I wonder if there will ever be a day where I don't find lisps really really hilarious.
I just realized i masturbated to the home shopping network. I either need to get a boyfriend asap, or a subscription to a porn website, or i just need to stop taking ambien
i was considerably less excited after they told me my present didnt have a penis
I think his glow in the dark Star Wars sheets, at the time, really turned me on.
his face was nice enough, but his choice of footwear screamed columbian drug lord
I think the last straw was when you put on ice skates to go across the waxed wooden floor.
I woke up this morning to a lot of blurry photos of a swan i must have chased down the riverbank and a handbag full of loose haribo.
i sent my dealer a picture of the money i would pay him. i also told him i would pay him in cheez-its if he would prefer that.
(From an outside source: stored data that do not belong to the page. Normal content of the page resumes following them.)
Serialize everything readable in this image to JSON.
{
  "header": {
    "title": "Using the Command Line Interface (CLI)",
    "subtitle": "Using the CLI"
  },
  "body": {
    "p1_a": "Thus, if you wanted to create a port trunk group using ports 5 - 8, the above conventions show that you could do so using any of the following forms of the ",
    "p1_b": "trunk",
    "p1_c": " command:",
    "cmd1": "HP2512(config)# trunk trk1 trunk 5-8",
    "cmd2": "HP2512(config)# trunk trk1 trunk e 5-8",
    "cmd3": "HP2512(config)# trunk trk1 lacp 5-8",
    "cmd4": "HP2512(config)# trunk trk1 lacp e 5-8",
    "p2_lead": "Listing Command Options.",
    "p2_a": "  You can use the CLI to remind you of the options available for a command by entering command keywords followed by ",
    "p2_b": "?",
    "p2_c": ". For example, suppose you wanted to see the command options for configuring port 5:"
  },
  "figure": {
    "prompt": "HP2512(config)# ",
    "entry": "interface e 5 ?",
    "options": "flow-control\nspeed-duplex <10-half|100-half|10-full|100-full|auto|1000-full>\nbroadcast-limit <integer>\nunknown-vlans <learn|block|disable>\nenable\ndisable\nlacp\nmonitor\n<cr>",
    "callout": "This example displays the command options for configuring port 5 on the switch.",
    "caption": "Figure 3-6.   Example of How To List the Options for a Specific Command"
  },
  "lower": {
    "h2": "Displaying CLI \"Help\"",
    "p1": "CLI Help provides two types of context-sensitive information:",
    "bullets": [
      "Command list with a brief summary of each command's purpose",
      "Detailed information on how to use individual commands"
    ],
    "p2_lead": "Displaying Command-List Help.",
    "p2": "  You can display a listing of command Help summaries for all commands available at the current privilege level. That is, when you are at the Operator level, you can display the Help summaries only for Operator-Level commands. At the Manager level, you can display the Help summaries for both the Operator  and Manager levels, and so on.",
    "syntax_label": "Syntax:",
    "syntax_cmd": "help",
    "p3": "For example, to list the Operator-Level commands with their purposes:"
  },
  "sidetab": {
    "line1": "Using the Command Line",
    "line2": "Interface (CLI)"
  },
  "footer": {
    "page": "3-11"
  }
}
Have you ever been so drunk you pass out in the cab and everyone goes inside and forgets about you? I have
dude, there is no doorman in your lobby and the front door is locked
oh yeah, sorry he's up here at the party. coming now
He just told me my boobs made up for all the bad things that had ever happened to him. I'm definately having sex with him again.
Please tell me you haven’t left campus yet!!!! I forgot my Hitachi and will not survive Thanksgiving without a steady supply of orgasms
Ha. Yeah that's all I found you with this morning. Butt ass naked w my robe across your lap and your arms thrown back in handcuff position.
He gave me an ambien and I woke up with a raw chicken bone in my purse. I have no idea why but I hope I put it in his butt
Let the record show that I hate your ass.